McDonald’s own impressive green monster costume was creatively contrived from chicken wire, inner tubes, painted garbage pages and bath mats. And though only in his first year at DAAP, he figures that seeing a green monster walking through the building must be unusual because of the look on the face of some architecture students when he walked up to them.

“The best part is also the reaction I’m getting, and art is supposed to elicit a response. When I walked up to some architecture students, they jumped up and screamed. The best part was the look on their faces,” he admitted.

Fine Art students dressed up in super hero costumes they created.

Amanda Bolton

Fellow student Amanda Bolton, 19, of Milford, Ohio, also liked the results of the project and “seeing what we can do” as well as “seeing the diversity of results from the same assignment.”

She created a costume related to her own fear of flying. It was a costume in which she would never be permitted to get on an airplane. She creatively used silver-painted duct tape and knives to create a threatening outfit seemingly made of metal.

It did make for some challenges, however. These included “walking with spikes on my feet” and “realizing how tight duct tape will make a costume.”

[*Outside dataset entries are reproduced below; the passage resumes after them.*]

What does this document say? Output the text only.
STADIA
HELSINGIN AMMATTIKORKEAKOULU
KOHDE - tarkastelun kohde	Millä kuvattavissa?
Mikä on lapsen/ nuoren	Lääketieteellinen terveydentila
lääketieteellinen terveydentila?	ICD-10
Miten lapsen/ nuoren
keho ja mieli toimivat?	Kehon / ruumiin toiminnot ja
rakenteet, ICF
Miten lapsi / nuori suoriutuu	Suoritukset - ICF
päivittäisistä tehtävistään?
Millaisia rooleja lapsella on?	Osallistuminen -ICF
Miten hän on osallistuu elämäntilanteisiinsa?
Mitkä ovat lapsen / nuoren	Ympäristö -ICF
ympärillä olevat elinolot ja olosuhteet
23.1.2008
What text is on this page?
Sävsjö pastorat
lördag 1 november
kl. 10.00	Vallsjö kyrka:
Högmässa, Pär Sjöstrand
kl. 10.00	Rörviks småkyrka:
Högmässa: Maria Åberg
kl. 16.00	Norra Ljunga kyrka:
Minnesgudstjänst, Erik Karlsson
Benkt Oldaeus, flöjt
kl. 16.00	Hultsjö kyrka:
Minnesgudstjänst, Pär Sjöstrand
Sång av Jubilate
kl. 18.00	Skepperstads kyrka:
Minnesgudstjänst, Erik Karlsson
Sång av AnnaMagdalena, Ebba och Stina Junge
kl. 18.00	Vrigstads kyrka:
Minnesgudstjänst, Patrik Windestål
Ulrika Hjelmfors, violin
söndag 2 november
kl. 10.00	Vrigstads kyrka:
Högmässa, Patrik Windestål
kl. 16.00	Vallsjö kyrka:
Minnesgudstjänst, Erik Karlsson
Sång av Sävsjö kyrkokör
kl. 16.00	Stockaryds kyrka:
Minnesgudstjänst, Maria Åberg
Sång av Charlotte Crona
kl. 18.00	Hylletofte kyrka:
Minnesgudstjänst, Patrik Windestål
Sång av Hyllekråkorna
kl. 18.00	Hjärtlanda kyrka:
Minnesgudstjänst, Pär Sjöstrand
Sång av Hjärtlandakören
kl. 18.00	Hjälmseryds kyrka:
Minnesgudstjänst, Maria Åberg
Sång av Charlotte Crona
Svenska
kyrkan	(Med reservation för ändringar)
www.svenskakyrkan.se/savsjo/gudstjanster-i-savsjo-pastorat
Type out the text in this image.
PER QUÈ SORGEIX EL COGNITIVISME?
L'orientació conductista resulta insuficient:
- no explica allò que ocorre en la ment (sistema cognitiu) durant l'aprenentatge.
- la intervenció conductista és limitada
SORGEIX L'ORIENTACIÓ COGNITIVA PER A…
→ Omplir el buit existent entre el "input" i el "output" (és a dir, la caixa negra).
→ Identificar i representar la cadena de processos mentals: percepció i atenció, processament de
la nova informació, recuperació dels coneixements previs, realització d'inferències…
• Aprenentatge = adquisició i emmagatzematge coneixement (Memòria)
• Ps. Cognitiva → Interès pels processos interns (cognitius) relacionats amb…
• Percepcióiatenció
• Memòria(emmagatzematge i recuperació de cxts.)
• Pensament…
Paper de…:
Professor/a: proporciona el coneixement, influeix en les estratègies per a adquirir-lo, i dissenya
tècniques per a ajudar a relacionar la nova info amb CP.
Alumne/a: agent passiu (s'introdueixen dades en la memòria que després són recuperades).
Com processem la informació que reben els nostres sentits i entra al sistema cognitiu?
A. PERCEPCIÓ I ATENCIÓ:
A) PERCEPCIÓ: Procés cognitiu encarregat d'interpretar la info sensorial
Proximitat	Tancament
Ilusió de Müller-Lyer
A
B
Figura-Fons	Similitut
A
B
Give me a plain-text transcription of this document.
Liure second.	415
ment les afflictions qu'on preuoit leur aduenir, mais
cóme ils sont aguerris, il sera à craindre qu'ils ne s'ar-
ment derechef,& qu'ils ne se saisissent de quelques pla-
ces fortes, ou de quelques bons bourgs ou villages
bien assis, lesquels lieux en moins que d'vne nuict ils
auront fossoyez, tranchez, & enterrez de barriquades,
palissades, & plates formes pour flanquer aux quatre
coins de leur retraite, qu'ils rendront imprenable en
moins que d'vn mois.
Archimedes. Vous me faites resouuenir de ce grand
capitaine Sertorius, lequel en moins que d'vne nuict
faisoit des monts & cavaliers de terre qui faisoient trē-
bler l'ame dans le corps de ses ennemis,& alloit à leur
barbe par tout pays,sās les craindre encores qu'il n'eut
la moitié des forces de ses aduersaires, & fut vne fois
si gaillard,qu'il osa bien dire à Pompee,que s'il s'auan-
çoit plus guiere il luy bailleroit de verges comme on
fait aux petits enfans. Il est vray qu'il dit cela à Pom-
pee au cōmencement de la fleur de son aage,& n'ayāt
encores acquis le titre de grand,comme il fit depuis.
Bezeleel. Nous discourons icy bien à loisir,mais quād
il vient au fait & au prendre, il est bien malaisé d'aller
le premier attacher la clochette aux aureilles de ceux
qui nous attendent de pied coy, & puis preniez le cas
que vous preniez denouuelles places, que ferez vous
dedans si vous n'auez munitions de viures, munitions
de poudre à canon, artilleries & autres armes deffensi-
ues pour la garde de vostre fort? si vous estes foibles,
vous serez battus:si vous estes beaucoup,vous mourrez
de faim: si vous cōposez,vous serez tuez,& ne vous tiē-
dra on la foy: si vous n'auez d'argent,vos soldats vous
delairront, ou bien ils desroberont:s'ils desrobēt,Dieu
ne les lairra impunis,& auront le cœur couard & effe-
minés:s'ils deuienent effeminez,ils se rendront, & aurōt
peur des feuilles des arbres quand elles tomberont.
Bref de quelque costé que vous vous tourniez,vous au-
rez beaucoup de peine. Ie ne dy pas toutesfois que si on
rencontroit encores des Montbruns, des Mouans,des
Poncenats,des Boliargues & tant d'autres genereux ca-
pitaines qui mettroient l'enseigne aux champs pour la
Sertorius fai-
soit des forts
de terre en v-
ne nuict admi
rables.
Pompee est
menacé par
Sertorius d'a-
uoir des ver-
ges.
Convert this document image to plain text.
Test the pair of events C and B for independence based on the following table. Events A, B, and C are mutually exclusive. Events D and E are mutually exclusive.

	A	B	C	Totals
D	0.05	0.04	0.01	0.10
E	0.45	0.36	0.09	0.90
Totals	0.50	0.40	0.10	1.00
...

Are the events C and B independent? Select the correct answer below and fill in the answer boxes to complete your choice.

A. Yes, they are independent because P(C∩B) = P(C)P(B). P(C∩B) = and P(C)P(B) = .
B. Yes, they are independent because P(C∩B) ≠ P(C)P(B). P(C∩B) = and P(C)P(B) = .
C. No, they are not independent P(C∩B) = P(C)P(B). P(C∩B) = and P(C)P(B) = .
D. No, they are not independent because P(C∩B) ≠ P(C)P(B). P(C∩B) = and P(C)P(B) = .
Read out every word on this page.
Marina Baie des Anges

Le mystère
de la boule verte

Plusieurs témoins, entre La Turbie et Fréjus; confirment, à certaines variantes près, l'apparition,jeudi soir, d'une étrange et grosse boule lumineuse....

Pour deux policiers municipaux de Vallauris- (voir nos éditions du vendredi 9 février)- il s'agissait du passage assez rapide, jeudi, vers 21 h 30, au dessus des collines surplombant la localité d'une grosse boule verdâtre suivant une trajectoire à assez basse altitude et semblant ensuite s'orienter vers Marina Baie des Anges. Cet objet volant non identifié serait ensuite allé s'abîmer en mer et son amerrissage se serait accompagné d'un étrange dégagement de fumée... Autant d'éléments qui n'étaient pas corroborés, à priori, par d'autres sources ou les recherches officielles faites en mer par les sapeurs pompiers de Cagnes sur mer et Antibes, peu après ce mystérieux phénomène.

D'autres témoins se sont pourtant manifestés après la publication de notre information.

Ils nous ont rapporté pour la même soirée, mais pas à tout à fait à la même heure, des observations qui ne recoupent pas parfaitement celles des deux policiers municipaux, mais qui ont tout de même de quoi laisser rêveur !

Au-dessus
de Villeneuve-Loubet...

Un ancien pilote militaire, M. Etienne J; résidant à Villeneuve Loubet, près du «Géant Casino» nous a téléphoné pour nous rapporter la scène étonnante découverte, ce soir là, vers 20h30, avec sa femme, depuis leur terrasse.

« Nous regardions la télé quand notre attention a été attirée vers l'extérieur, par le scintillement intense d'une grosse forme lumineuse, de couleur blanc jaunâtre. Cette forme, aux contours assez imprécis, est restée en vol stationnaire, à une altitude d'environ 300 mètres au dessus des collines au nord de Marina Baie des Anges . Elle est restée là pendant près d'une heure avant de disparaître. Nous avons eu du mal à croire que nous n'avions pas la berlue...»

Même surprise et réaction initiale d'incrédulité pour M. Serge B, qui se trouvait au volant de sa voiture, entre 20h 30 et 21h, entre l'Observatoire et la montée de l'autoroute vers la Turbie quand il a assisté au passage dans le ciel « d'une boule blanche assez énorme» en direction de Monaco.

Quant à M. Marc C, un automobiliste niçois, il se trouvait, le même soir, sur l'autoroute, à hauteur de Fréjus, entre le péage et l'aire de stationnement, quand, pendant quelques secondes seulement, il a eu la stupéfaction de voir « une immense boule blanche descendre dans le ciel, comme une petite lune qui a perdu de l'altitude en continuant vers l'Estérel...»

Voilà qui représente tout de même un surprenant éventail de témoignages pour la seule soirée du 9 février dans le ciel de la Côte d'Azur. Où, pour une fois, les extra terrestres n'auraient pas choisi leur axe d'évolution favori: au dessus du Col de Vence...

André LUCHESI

OTHER CREATIVE CHALLENGES PROVIDED TO STUDENTS

Other first-year students throughout DAAP’s programs are also provided opportunities to take on unusual challenges in order develop a creative design perspective. These include

  • The construction and then crossing of student-built bridges (Bridge Break) in order to learn lessons related to construction theory, weight ratios, tension, torque and more.

  • Creating “cents-ible” fashions out of thrift-store finds and then displaying the resulting apparel in a public fashion show.

  • Solar house: Advanced architecture and design students recently accepted the challenge to design and building a solar house (along with students from UC’s College of Engineering and College of Business). That house was exhibited in Washington, D.C., and is now back on campus where it will serve as a model for a planned project to build a new UC solar house in 2011.